Minggu, 28 Juli 2019
Ketum JBMI, H. Albiner Sitompul, S.IP, M.AP : Pentingnya Dibentuk BNPKAT untuk Komunitas Adat Terpencil
KETUA UMUM DPP Jam’iyah Batak Muslim Indonesia (JBMI), H. Albiner Sitompul, S.IP, M.AP, telah merampungkan hasil penelitiannya setelah 2 bulan berasimilasi dengan Suku Anak Dalam (SAD) di Provinsi Jambi. Bundel buku hasil penelitian bersampul depan bergambar Albiner Sitompul mengenakan kaos warna hitam, kopiah putih di kepala, dan berserebet sarung sedang memberikan permen kepada seorang bocah perempuan SAD , ia beri judul: “Pengaruh Implementasi Kebijakan Publik Pemberdayaan Generasi Muda Suku Anak Dalam Mencegah dan Menyelesaikan Konflik di Provinsi Jambi Dalam Rangka Ketahanan Nasional.”

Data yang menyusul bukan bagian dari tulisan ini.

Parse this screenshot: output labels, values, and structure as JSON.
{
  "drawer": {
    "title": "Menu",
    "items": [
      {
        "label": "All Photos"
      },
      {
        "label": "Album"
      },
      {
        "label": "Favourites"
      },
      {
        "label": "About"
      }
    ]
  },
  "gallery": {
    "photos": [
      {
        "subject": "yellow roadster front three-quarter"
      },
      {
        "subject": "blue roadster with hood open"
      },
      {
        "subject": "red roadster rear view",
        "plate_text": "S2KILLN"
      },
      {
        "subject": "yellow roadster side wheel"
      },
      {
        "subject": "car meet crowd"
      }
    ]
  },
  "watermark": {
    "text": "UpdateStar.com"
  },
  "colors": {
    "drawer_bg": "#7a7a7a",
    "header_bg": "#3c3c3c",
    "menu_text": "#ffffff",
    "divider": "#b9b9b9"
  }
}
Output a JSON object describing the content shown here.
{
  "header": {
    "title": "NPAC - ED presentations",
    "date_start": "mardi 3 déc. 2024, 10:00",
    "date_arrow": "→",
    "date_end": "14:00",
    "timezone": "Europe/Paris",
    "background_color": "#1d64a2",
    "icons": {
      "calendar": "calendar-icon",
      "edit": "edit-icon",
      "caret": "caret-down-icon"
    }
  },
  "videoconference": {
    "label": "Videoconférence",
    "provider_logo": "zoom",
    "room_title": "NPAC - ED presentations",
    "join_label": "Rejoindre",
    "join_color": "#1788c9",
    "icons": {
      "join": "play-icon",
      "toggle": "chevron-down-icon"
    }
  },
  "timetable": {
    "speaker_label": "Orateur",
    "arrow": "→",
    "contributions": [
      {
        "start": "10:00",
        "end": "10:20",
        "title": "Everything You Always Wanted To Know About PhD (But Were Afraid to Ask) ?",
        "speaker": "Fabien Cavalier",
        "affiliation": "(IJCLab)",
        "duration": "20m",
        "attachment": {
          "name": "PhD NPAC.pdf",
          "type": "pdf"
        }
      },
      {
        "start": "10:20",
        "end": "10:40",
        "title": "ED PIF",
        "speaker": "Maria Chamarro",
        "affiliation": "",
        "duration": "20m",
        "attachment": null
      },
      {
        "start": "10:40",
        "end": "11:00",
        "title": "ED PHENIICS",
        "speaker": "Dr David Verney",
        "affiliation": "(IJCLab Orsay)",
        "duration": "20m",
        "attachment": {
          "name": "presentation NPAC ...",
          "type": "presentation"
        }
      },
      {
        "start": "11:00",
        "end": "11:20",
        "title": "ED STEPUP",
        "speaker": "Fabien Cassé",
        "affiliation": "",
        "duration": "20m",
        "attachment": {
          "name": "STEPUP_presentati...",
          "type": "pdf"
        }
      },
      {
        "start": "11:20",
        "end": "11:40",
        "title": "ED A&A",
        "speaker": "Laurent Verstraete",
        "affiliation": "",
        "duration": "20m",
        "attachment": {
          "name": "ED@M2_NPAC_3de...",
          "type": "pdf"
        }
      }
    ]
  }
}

Keberadaan SAD di Jambi memang sudah terekspos oleh media massa, baik cetak maupun elektronik. Lantas, mengapa seorang Albiner Sitompul begitu serius bahkan rela meninggalkan keluarga kecilnya selama 2 bulan untuk beradaptasi, bersosialisasi, hingga melakukan penelitian terhadap SAD yang tersebar di delapan kabupaten yang ada di Provinsi Jambi.
“Ada banyak poin penting yang saya dapatkan dari hasil penelitian langsung ini. Saya kira penelitian ini belum pernah dilakukan oleh peneliti-peneliti sebelumnya,” kata Albiner Sitompul memberikan bocoran hasil petualangannya di wilayah pedalaman Jambi.
Berada di tengah-tengah suku pedalaman memang sudah tak asing bagi mantan Kepala Biro Pers Istana di masa Pemerintahan Joko Widodo-Jusuf Kalla. Ketika menjabat Asisten Teritorial TNI di Papua, Albiner Sitompul kerap berinteraksi dengan komunitas adat terpencil di Bumi Cendrawasih
Mengulik lebih dalam misi mulia pria kelahiran Sibolga, Tapanuli Utara, Sumatera Utara, 23 Februari 1965 ini terhadap SAD di Jambi, Syarifudin dari Visioneer tergelitik untuk mewawancarainya. Berikut petikannya:
Bagaimana ceritanya Anda tertarik melakukan penelitian terhadap keberadaan Anak Suku Dalam di Jambi?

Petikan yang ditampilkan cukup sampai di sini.